В первую очередь надо было перерезать, рвать, перегрызать зубами все провода, которые были и под мостом и на мосту. Они шли далеко на ту сторону, эти провода, и где-то там, может быть, в подвале, может, на чердаке, сидел у телефона обер-лейтенант или фельдфебель, готовый, получив приказ, крутануть рукоятку подрывной машинки. Замкнется электрическая цепь, где-то вспыхнет невидимая искра, и сотни килограммов взрывчатки поднимут в воздух тонны стали, чугуна, бетона, асфальта, трамвайных рельсов...

Авдошин понимал, что находиться сейчас на мосту – все равно что сидеть на огромной мине с часовым механизмом, прислушиваться к его тиканью и не знать, когда разлетишься на куски – при этом ли толчке миниатюрного, замурованного во взрывчатку маятника, при следующем или же при тысячном.

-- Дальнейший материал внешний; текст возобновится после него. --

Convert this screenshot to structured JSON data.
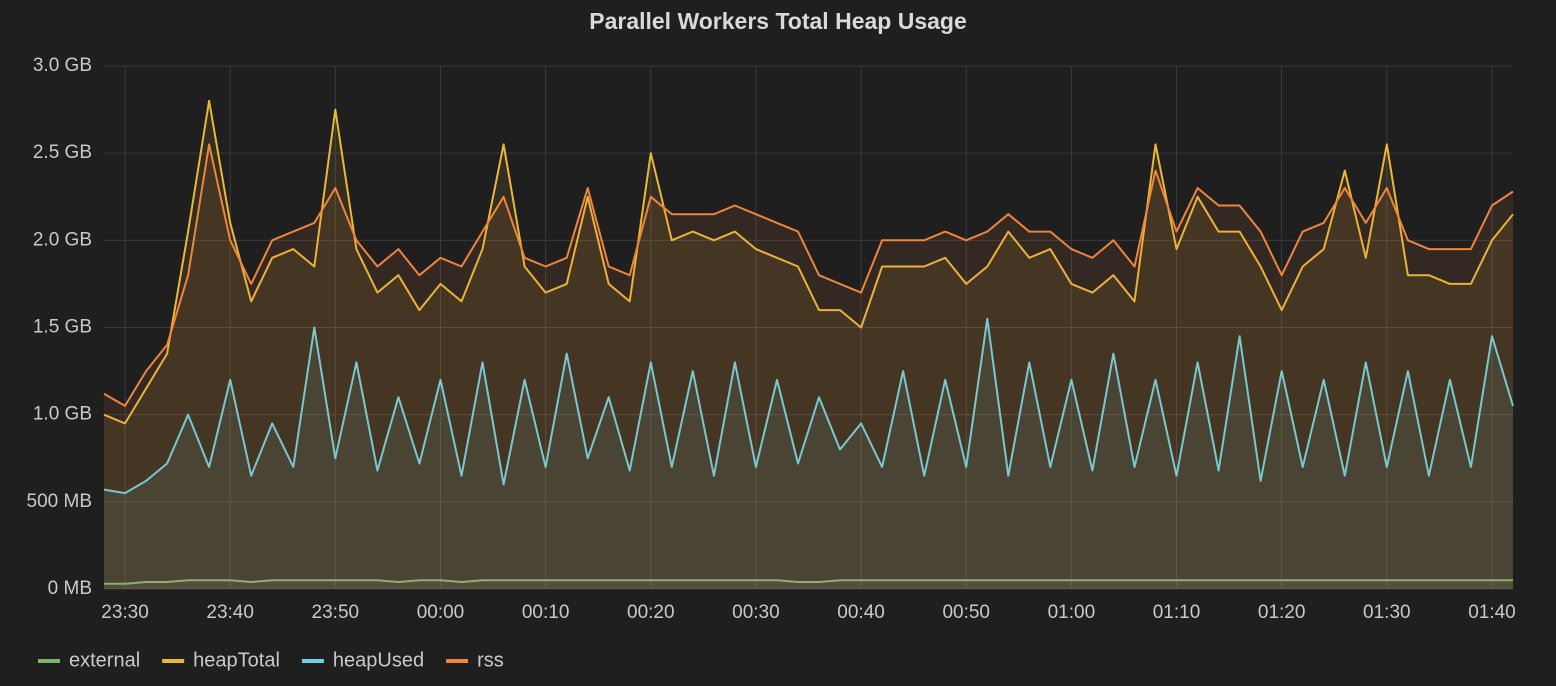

Саперы прощупывали под мостом каждый метр: один по правой стороне, другой – по левой. Изредка снятые одним или другим, под грохот минных разрывов летели вниз, в Дунай, ящики с толом.

С автоматом на спине, цепляясь за перекладины и крестовины, Авдошин пробрался к середине моста и теперь висел над недвижной ширью реки, поблескивавшей далеко внизу. Мост вздрагивал: по нему на тот берег изредка шли немецкие танки – те, которым удалось прорваться через завесу заградительного огня в районе пиротехнической фабрики.

Авдошин одну за другой ощупывал холодные шершавые балки, стараясь найти провод. Он обнаружил один у самой боковой кромки моста. Ему показалось, что это телефонный кабель. Но чем черт не шутит – надо перерезать и этот. Достав из-за пазухи маскхалата армейский нож, Авдошин перехватил

его в правую руку и с размаху рубанул по чуть провисшему проводу.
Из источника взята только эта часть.